Our curriculum emphasizes understanding landscapes across multiple scales and contexts to support innovative design, critical thinking, and real-world problem solving. We approach design as a process of discovery, characterized by questioning, creating, testing and evaluating. We strive to create environments that fulfill human needs and potential, and are ecologically responsive and socially just.
Our Master of Landscape Architecture (MLA) programs prepare students for careers in:
- professional firms
- city, state, regional and federal agencies
- non-governmental organizations
- faculty at major universities
Two Professional Degree Programs
There are two programs leading to a master’s degree in Landscape Architecture (MLA) with eligibility depending on prior education:
Track I: An accredited MLA degree
Track II: A research MLA degree
All MLA admits begin the program in summer term.

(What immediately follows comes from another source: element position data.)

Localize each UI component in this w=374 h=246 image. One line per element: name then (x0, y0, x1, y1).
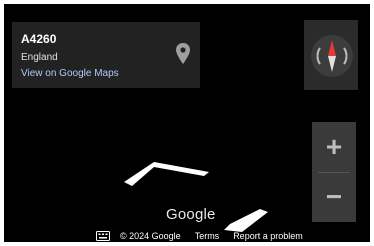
zoom-divider (318, 172, 350, 173)
terms-link[interactable]: Terms (195, 231, 220, 241)
map-pin-icon[interactable] (174, 42, 192, 66)
map-footer: © 2024 Google Terms Report a problem (96, 229, 303, 242)
nav-arrow-left[interactable] (124, 162, 209, 186)
zoom-out-button[interactable]: − (312, 174, 356, 220)
zoom-control: + − (312, 122, 356, 222)
location-title: A4260 (21, 32, 57, 46)
location-info-card: A4260 England View on Google Maps (12, 22, 200, 88)
report-problem-link[interactable]: Report a problem (233, 231, 303, 241)
view-on-google-maps-link[interactable]: View on Google Maps (21, 68, 119, 79)
copyright-text: © 2024 Google (120, 230, 181, 241)
zoom-in-button[interactable]: + (312, 124, 356, 170)
street-view-viewport[interactable]: A4260 England View on Google Maps + − Go… (4, 4, 370, 242)
google-logo: Google (166, 206, 216, 223)
location-subtitle: England (21, 52, 58, 63)
compass-icon[interactable] (310, 34, 354, 78)
keyboard-icon[interactable] (96, 230, 110, 241)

Track I Degree Program (Accredited)
Students who have no background in landscape design and planning can expect to spend a minimum of ten terms earning an accredited MLA.
The department recognizes that Track I master’s candidates have varied backgrounds and may have special requirements. Based on undergraduate courses, background in design-related disciplines, and work experience, these students may be exempt from a limited number of requirements. Students who want to replace or waive requirements must show equivalent competency in those areas, typically through course work or professional experience.
Students entering with a four-year or non-accredited degree in landscape architecture spend two to three years completing the Track I MLA. The first year focuses on coursework required for the degree. The second year focuses on completing electives related to the master’s project and the project or thesis itself.
Track II Degree Program
Students entering the Track II MLA program must have a professionally accredited bachelor’s degree in landscape architecture or architecture.
Students with professional landscape architecture degrees typically spend two years in residence satisfying course requirements. Students with professional architecture degrees who are accepted into the program may spend an additional one to three terms, decided on a case-by-case basis.
For detailed information about both Master of Landscape Architecture degrees, see the Master’s Program Handbook.
Master's Projects and Theses
At the culmination of either master’s degree program, all School of Architecture & Environment MLA students complete either a master’s project or a thesis as an independently conceived project presenting original work that contributes to the body of knowledge in Landscape Architecture.
The topic may be selected from a wide range of theoretical to practical design issues. It may be an original investigation, an original interpretation of existing scholarship, or an application of innovative strategies for the solution of a specific design challenge. Most importantly, the project should demonstrate a creative engagement in environmental transformation. You can view recent master’s projects and a list of all completed projects, as well as completed Landscape Architecture MLA Theses and PhD dissertations.
Master of Landscape Architecture students may add a graduate certificate to their degree if they wish, though this is completely optional.
Further details on completing graduate specializations and certificates are available with the departmental academic advisor.